Ele ainda trabalharia com diretores renomados (Olhos de Serpente, de Brian De Palma, o já citado Vivendo no Limite, e Os Vigaristas, de Ridley Scott), faria boas comédias românticas (Um Homem de Família), estrelaria o cínico O Senhor das Armas, daria início à franquia A Lenda do Tesouro Perdido e concorreria de novo ao Oscar e ao Globo de Ouro por interpretar gêmeos em Adaptação (2002). Mas, de 2007 para cá, já soma oito indicações ao Framboesa de Ouro, o prêmio de galhofa dedicado aos piores do ano e entregue às vésperas do Oscar (se serve de consolo, Cage nunca "venceu").

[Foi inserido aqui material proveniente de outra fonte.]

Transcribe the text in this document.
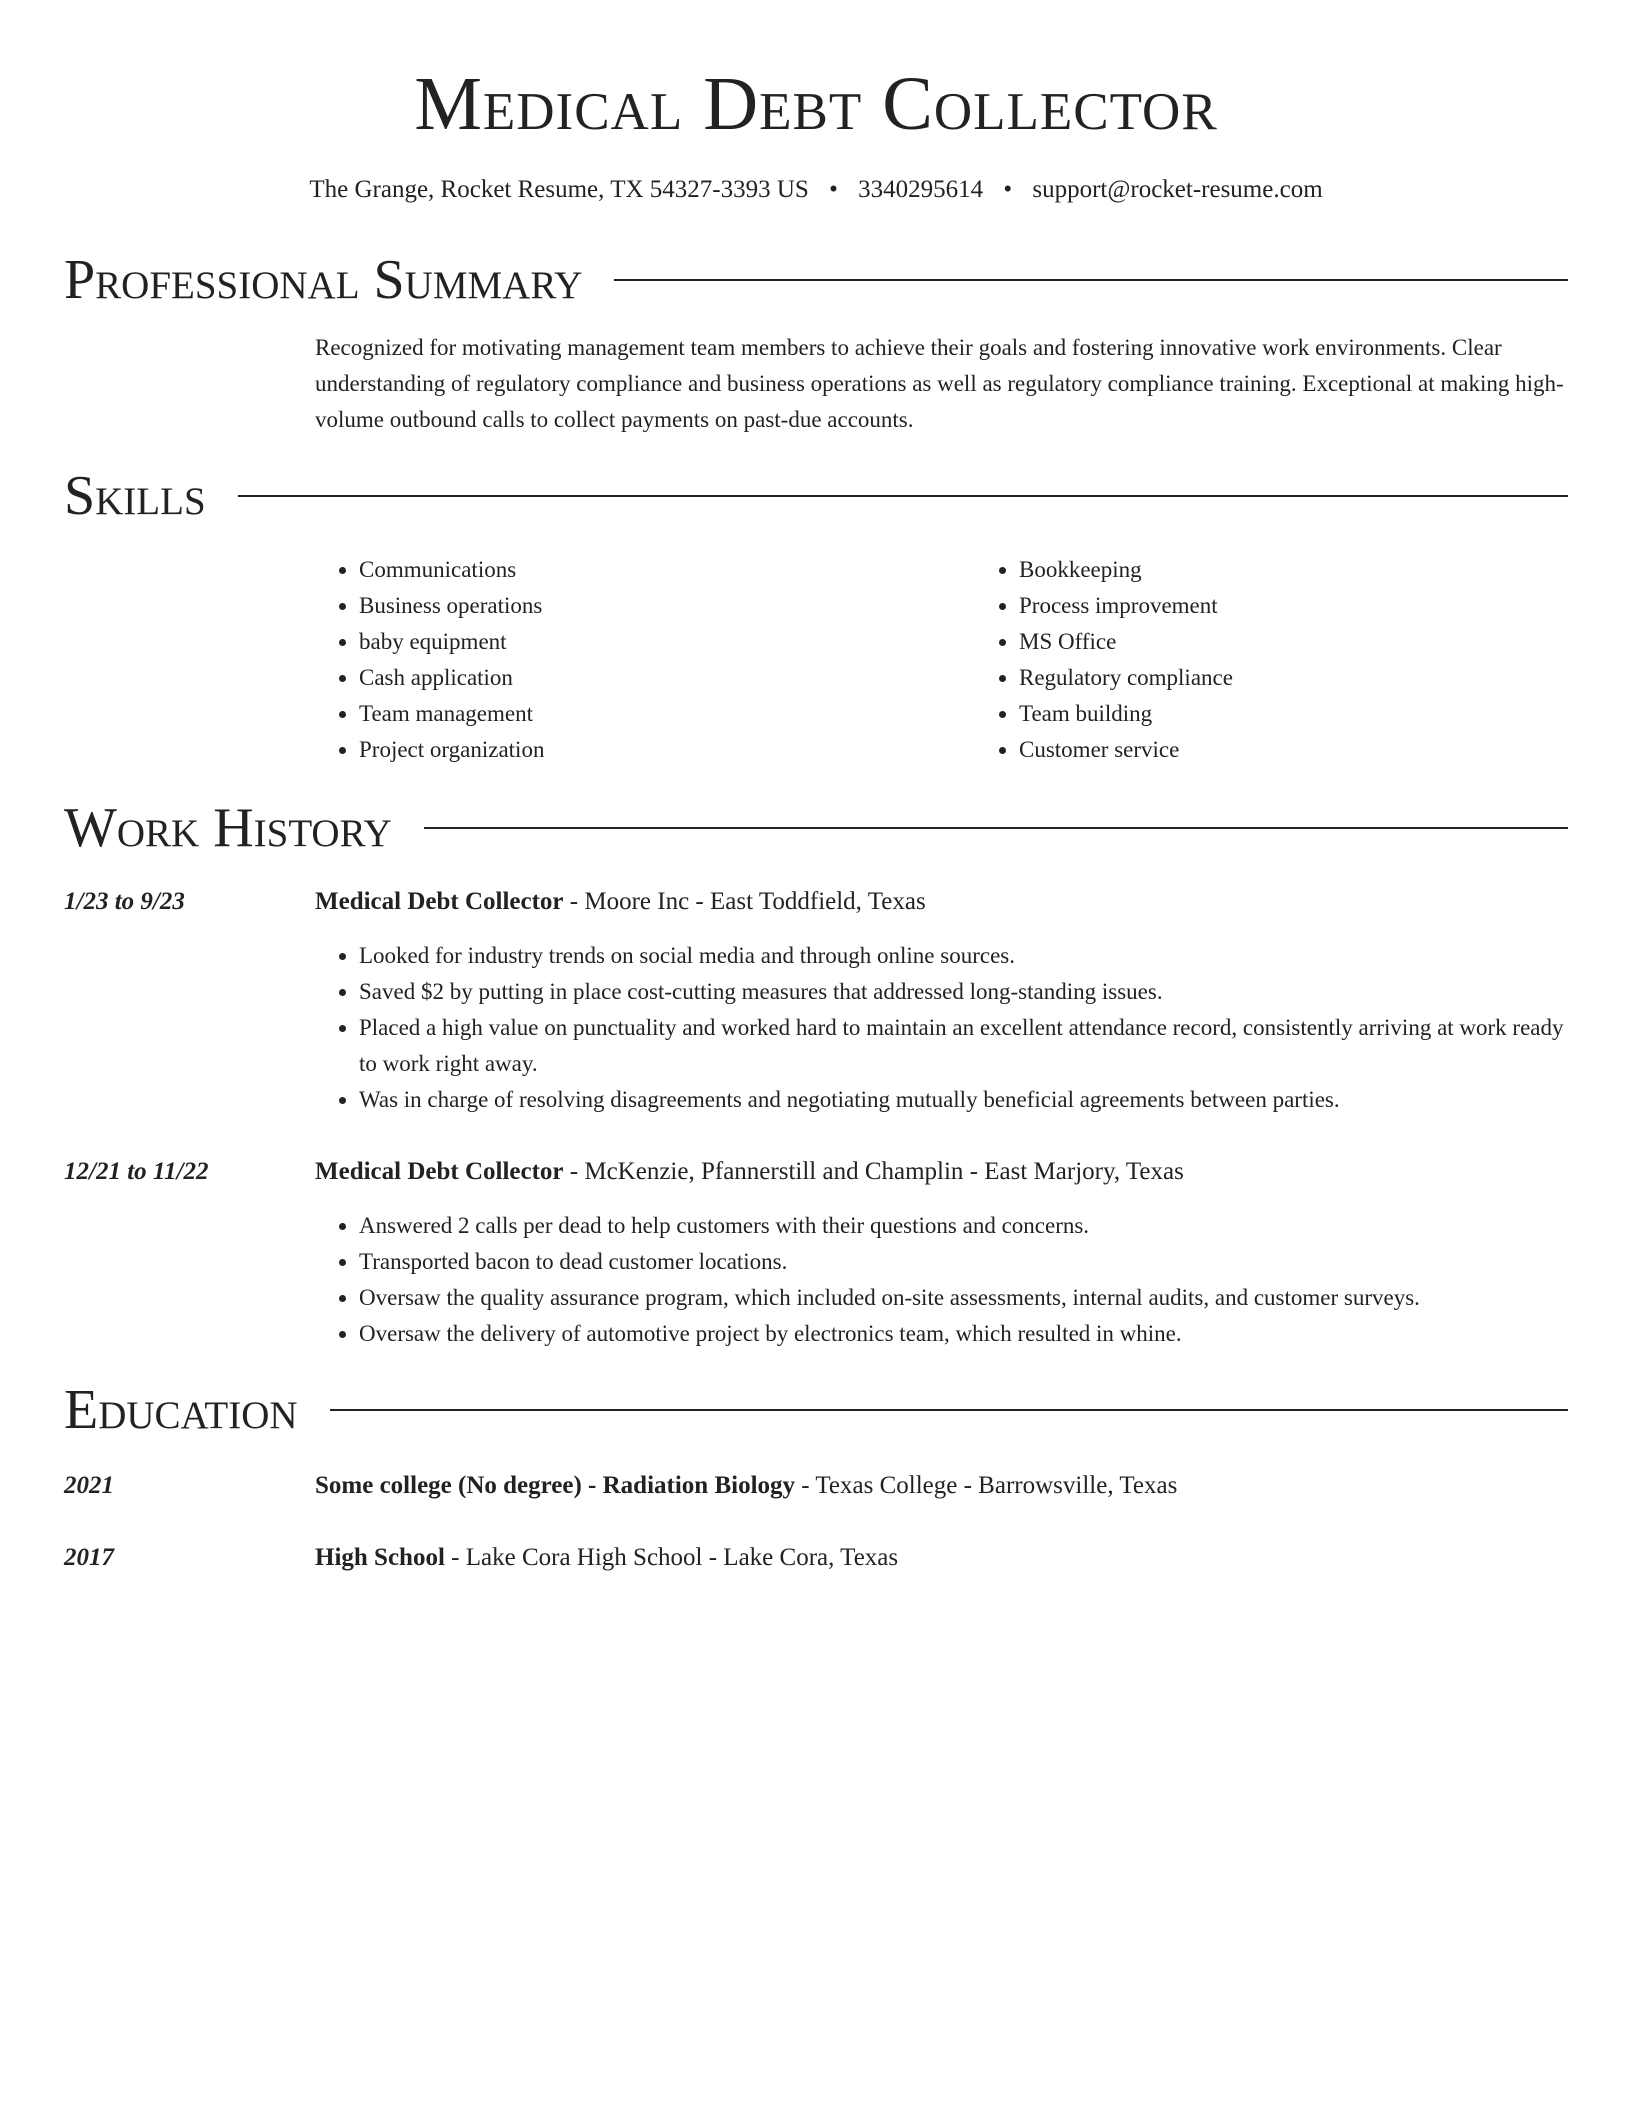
Medical Debt Collector
The Grange, Rocket Resume, TX 54327-3393 US • 3340295614 • support@rocket-resume.com
Professional Summary
Recognized for motivating management team members to achieve their goals and fostering innovative work environments. Clear understanding of regulatory compliance and business operations as well as regulatory compliance training. Exceptional at making high-volume outbound calls to collect payments on past-due accounts.
Skills
• Communications
• Business operations
• baby equipment
• Cash application
• Team management
• Project organization
• Bookkeeping
• Process improvement
• MS Office
• Regulatory compliance
• Team building
• Customer service
Work History
1/23 to 9/23	Medical Debt Collector - Moore Inc - East Toddfield, Texas
• Looked for industry trends on social media and through online sources.
• Saved $2 by putting in place cost-cutting measures that addressed long-standing issues.
• Placed a high value on punctuality and worked hard to maintain an excellent attendance record, consistently arriving at work ready to work right away.
• Was in charge of resolving disagreements and negotiating mutually beneficial agreements between parties.
12/21 to 11/22	Medical Debt Collector - McKenzie, Pfannerstill and Champlin - East Marjory, Texas
• Answered 2 calls per dead to help customers with their questions and concerns.
• Transported bacon to dead customer locations.
• Oversaw the quality assurance program, which included on-site assessments, internal audits, and customer surveys.
• Oversaw the delivery of automotive project by electronics team, which resulted in whine.
Education
2021	Some college (No degree) - Radiation Biology - Texas College - Barrowsville, Texas
2017	High School - Lake Cora High School - Lake Cora, Texas
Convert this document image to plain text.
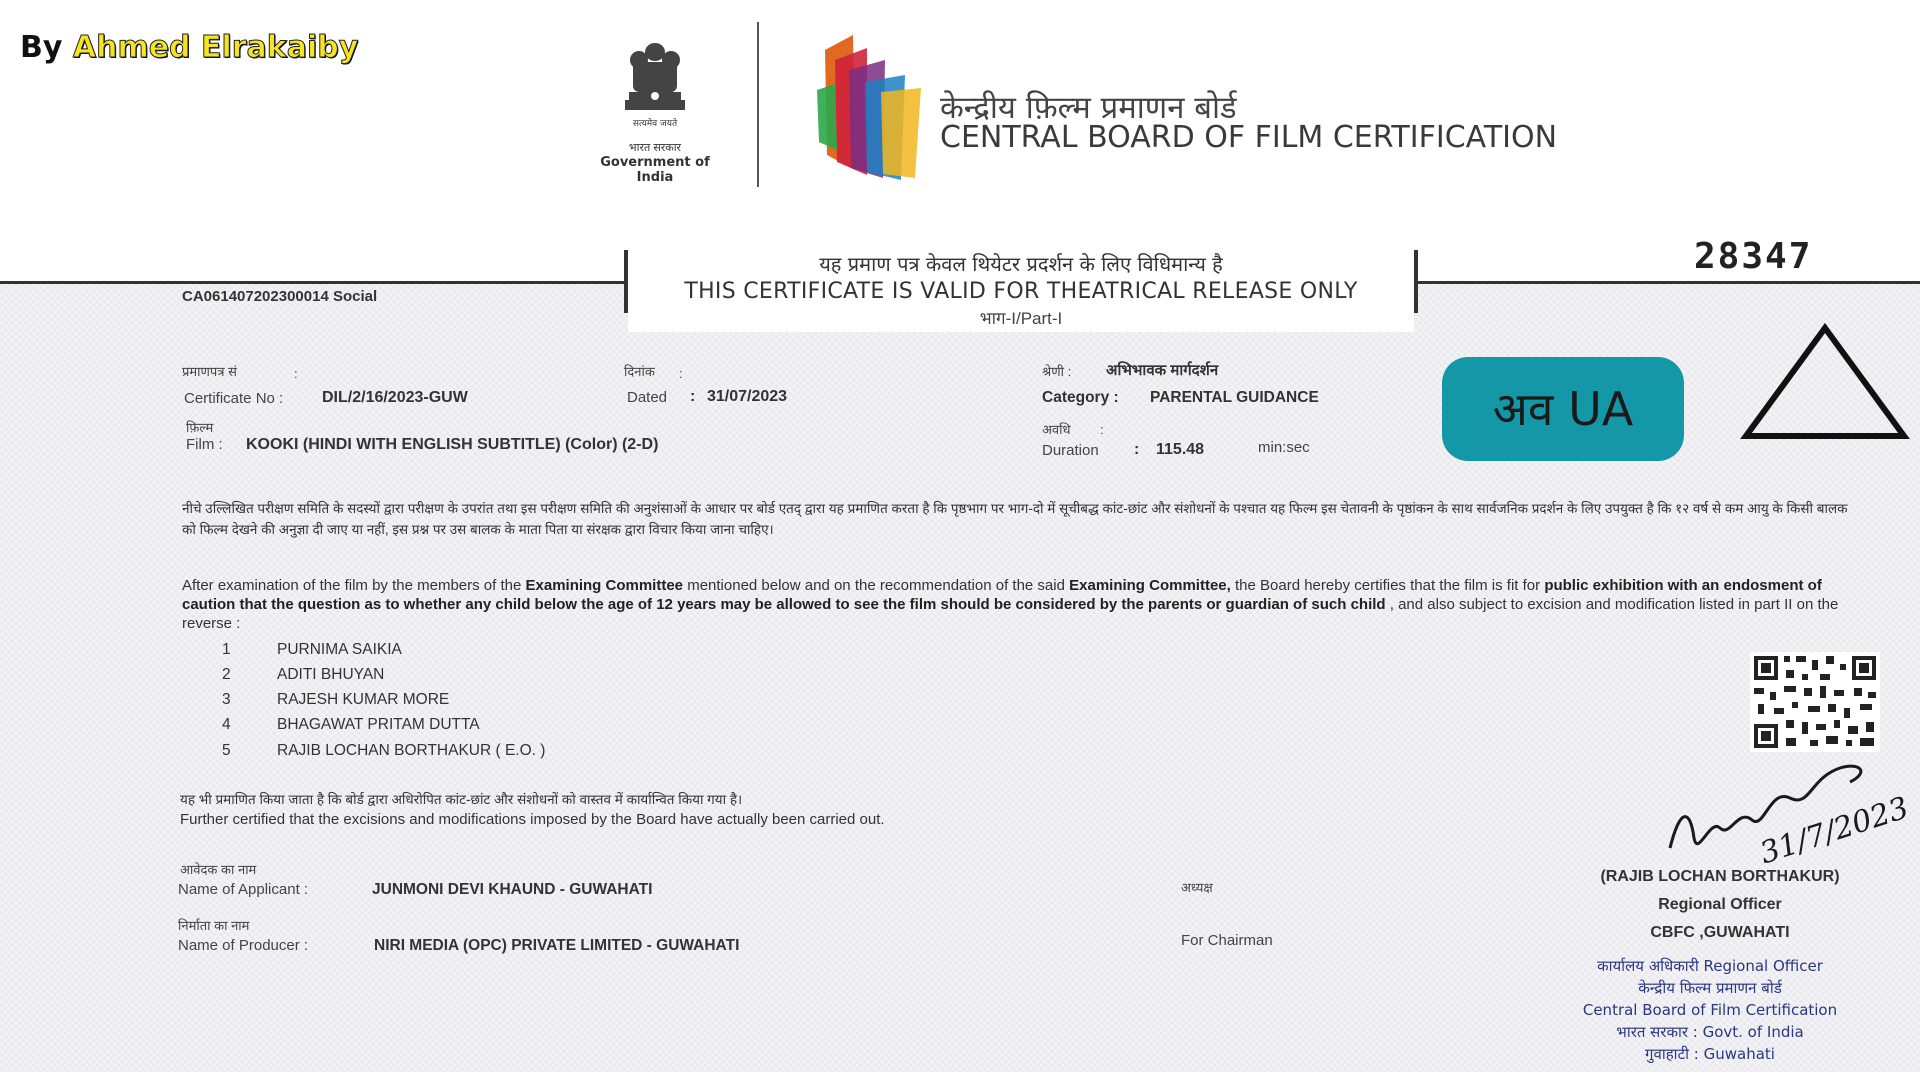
By Ahmed Elrakaiby
सत्यमेव जयते
भारत सरकार
Government of India
केन्द्रीय फ़िल्म प्रमाणन बोर्ड
CENTRAL BOARD OF FILM CERTIFICATION
यह प्रमाण पत्र केवल थियेटर प्रदर्शन के लिए विधिमान्य है
THIS CERTIFICATE IS VALID FOR THEATRICAL RELEASE ONLY
भाग-I/Part-I
28347
CA061407202300014 Social
प्रमाणपत्र सं	:
Certificate No : DIL/2/16/2023-GUW
दिनांक :
Dated : 31/07/2023
श्रेणी : अभिभावक मार्गदर्शन
Category : PARENTAL GUIDANCE
फ़िल्म
Film : KOOKI (HINDI WITH ENGLISH SUBTITLE) (Color) (2-D)
अवधि :
Duration : 115.48	min:sec
अव UA
नीचे उल्लिखित परीक्षण समिति के सदस्यों द्वारा परीक्षण के उपरांत तथा इस परीक्षण समिति की अनुशंसाओं के आधार पर बोर्ड एतद् द्वारा यह प्रमाणित करता है कि पृष्ठभाग पर भाग-दो में सूचीबद्ध कांट-छांट और संशोधनों के पश्चात यह फिल्म इस चेतावनी के पृष्ठांकन के साथ सार्वजनिक प्रदर्शन के लिए उपयुक्त है कि १२ वर्ष से कम आयु के किसी बालक को फिल्म देखने की अनुज्ञा दी जाए या नहीं, इस प्रश्न पर उस बालक के माता पिता या संरक्षक द्वारा विचार किया जाना चाहिए।
After examination of the film by the members of the Examining Committee mentioned below and on the recommendation of the said Examining Committee, the Board hereby certifies that the film is fit for public exhibition with an endosment of caution that the question as to whether any child below the age of 12 years may be allowed to see the film should be considered by the parents or guardian of such child , and also subject to excision and modification listed in part II on the reverse :
1	PURNIMA SAIKIA
2	ADITI BHUYAN
3	RAJESH KUMAR MORE
4	BHAGAWAT PRITAM DUTTA
5	RAJIB LOCHAN BORTHAKUR ( E.O. )
यह भी प्रमाणित किया जाता है कि बोर्ड द्वारा अधिरोपित कांट-छांट और संशोधनों को वास्तव में कार्यान्वित किया गया है।
Further certified that the excisions and modifications imposed by the Board have actually been carried out.
आवेदक का नाम
Name of Applicant :	JUNMONI DEVI KHAUND - GUWAHATI
निर्माता का नाम
Name of Producer :	NIRI MEDIA (OPC) PRIVATE LIMITED - GUWAHATI
अध्यक्ष
For Chairman
31/7/2023
(RAJIB LOCHAN BORTHAKUR)
Regional Officer
CBFC ,GUWAHATI
कार्यालय अधिकारी Regional Officer
केन्द्रीय फिल्म प्रमाणन बोर्ड
Central Board of Film Certification
भारत सरकार : Govt. of India
गुवाहाटी : Guwahati
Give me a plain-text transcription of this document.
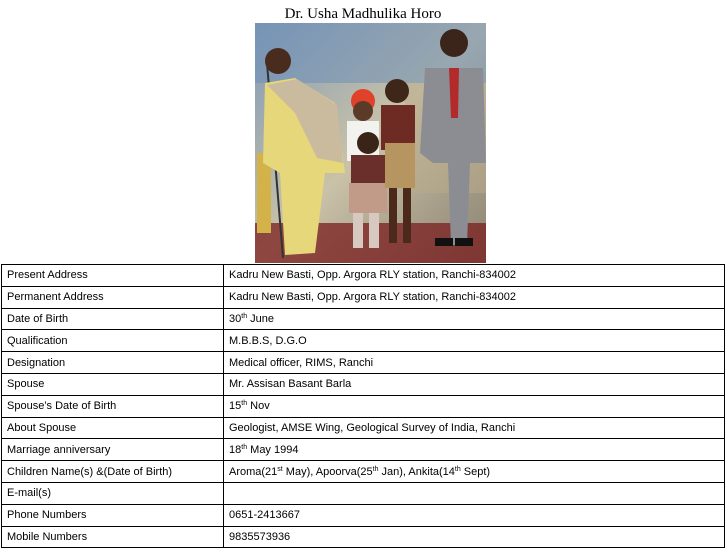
Dr. Usha Madhulika Horo
Present Address	Kadru New Basti, Opp. Argora RLY station, Ranchi-834002
Permanent Address	Kadru New Basti, Opp. Argora RLY station, Ranchi-834002
Date of Birth	30th June
Qualification	M.B.B.S, D.G.O
Designation	Medical officer, RIMS, Ranchi
Spouse	Mr. Assisan Basant Barla
Spouse’s Date of Birth	15th Nov
About Spouse	Geologist, AMSE Wing, Geological Survey of India, Ranchi
Marriage anniversary	18th May 1994
Children Name(s) &(Date of Birth)	Aroma(21st May), Apoorva(25th Jan), Ankita(14th Sept)
E-mail(s)	
Phone Numbers	0651-2413667
Mobile Numbers	9835573936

A derrocada cinematográfica reflete sua vida pessoal, cheia de episódios de excentricidade e fracasso (não à toa, vai protagonizar uma minissérie ficcional sobre Joe Exotic, retratado no documentário A Máfia dos Tigres). Alguns deles: Cage já foi à falência, por dever ao Tesouro dos Estados Unidos, e teve de vender tudo, incluindo carros de luxo e sua valiosa coleção de quadrinhos. Dois de seus três casamentos duraram menos de um ano. Tem como mascotes um polvo, um tubarão, um crocodilo e duas cobras gigantes. E nega-se a tomar remédios: "Estimulo o espectro total dos sentimentos. É meu maior recurso como ator. Necessito poder sentir tudo e, por isso, rejeito qualquer tipo de medicamento", justificou.
Vingança ao Anoitecer anuncia-se como um típico filme de Schrader e de Cage. Marcas do diretor e do ator estão presentes: a jornada de autodestruição do protagonista, a ansiedade, a paranoia, o sacrifício e/ou a explosão de violência em busca de algum tipo de redenção. A sinopse informa: 22 anos depois de ter sido torturado e arrastado para a demência por Muhammad Banir, um terrorista árabe que se presume morto, o veterano agente da CIA Evan Lake (papel de Cage) é forçado a se retirar. Mas quando seu protegido, Milton Schultz (Anton Yelchin), descobre evidências de que Banir provavelmente ainda segue vivo, Lake embarca em uma missão para eliminar seu antigo inimigo.
A crítica massacrou: tem somente 11% de avaliações positivas no agregador Rotten Tomatoes. Os bastidores de Vingança ao Anoitecer aumentam a curiosidade mórbida (sim, confesso que ainda não tomei coragem): desgostosos com a versão inicial — mais experimental e subjetiva —, os produtores mandaram reeditar o material. Três anos depois, Schrader fez uma espécie de colagem pós-moderna, chamada de Dark, com excertos do filme que foi lançado. No mesmo ano de 2017, o cineasta assinou Fé Corrompida, drama espiritual protagonizado por Ethan Hawke que acabou lhe valendo sua primeira indicação ao Oscar de roteirista.
Foi como uma redenção, um recomeço. Com script seu, The Jesuit, de Alfonso Pineda Ulloa, deve estrear em 2021; The Card Counter, thriller dirigido por Schrader e estrelado por Tye Sheridan, Oscar Isaac e Willem Dafoe, está em pós-produção; e ele já anunciou o faroeste Nine Men From Now, uma releitura de Sete Homens e um Destino (1956). Há o burburinho de que Cage fará parte do projeto. Enquanto isso não se confirma, sabe-se que também está em pós-produção The Unbearable Weight of Massive Talent, comédia de ação realizada por Tom Gormican na qual Nicolas Cage interpreta... Nicolas Cage. Endividado, ele aceita uma oferta de US$ 1 milhão para fazer uma aparição na festa de aniversário de um bilionário fã mexicano que tem ligação com o tráfico de drogas.